Publication Abstract Display
Type: Published Manuscript
Title: The relationship of life adversity, social support, and coping to hospitalization with major depression.
Authors: McNaughton ME, Patterson TL, Irwin MR, Grant I
Year: 1992
Publication: The Journal of Nervous and Mental Disease
Volume: 180 Issue: 8 Pages: 491-7
Abstract:We evaluated the relationship between life events, social support, coping, and depression in 27 male inpatients meeting the requirements for Research Diagnostic Criteria major depressive disorder and in 35 age- and sex-matched nonpatients. Overall, the hospitalized depressed patients reported significantly more events and difficulties than did the controls, but this difference in statistical significance disappeared after excluding from analysis "non-independent" happenings which could have been brought on by depression.

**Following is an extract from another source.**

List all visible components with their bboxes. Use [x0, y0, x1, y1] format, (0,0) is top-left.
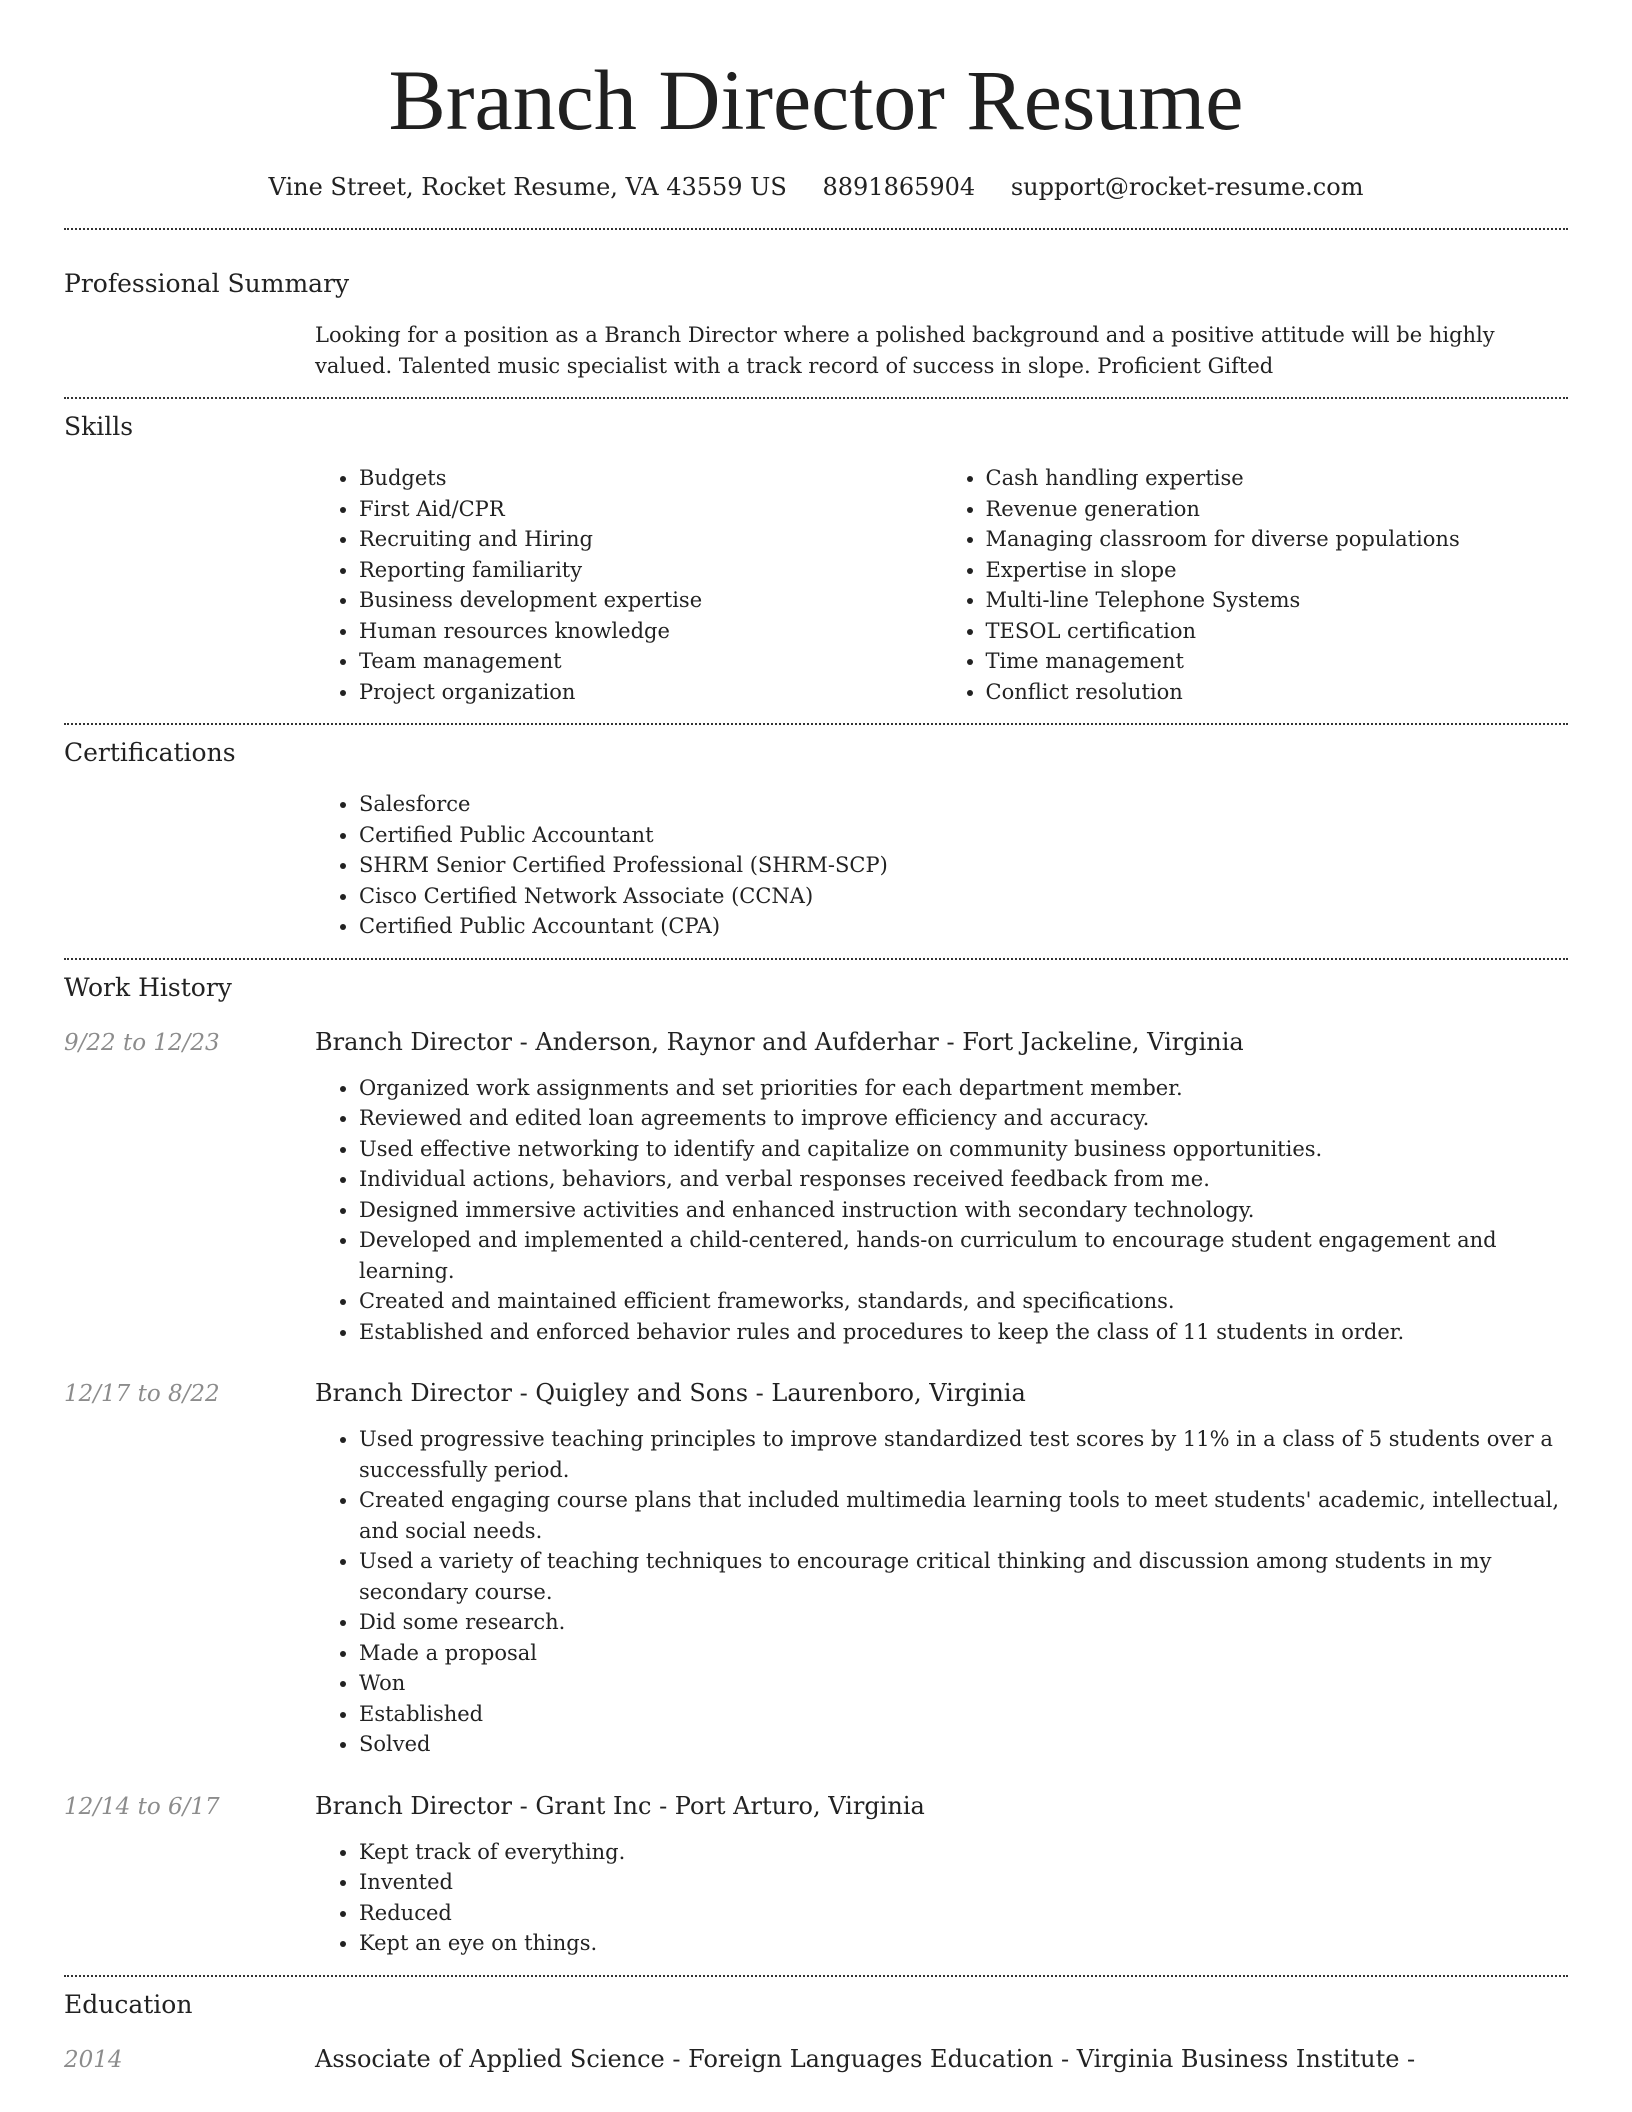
skill-item: • Cash handling expertise — [986, 463, 1569, 494]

More hospitalized depressed patients (23 of 27, or 85%) than controls (8 of 35, or 22.9%) experienced markedly threatening events and difficulties ("marked adversities") in the 6 months before their interview. The depressed group also reported having significantly fewer social supports, being less satisfied with the emotional component of this support, and using more emotion-focused coping than the controls. A discriminant analysis predicted depressive status from a combination of marked adversities, reduced number of social supports, and greater use of emotion-focused coping. The results indicate that the relationship of life events to depression is complex. The excess number of events might be partly a product of dysfunctional behavior that "produces" depression-related events which might, in turn, exacerbate depression; simultaneously, patients are more likely to experience highly adverse events which might precipitate the depression in the first place. Reduced social supports and the use of emotion-focused coping appear to also be associated with hospitalization for major depression.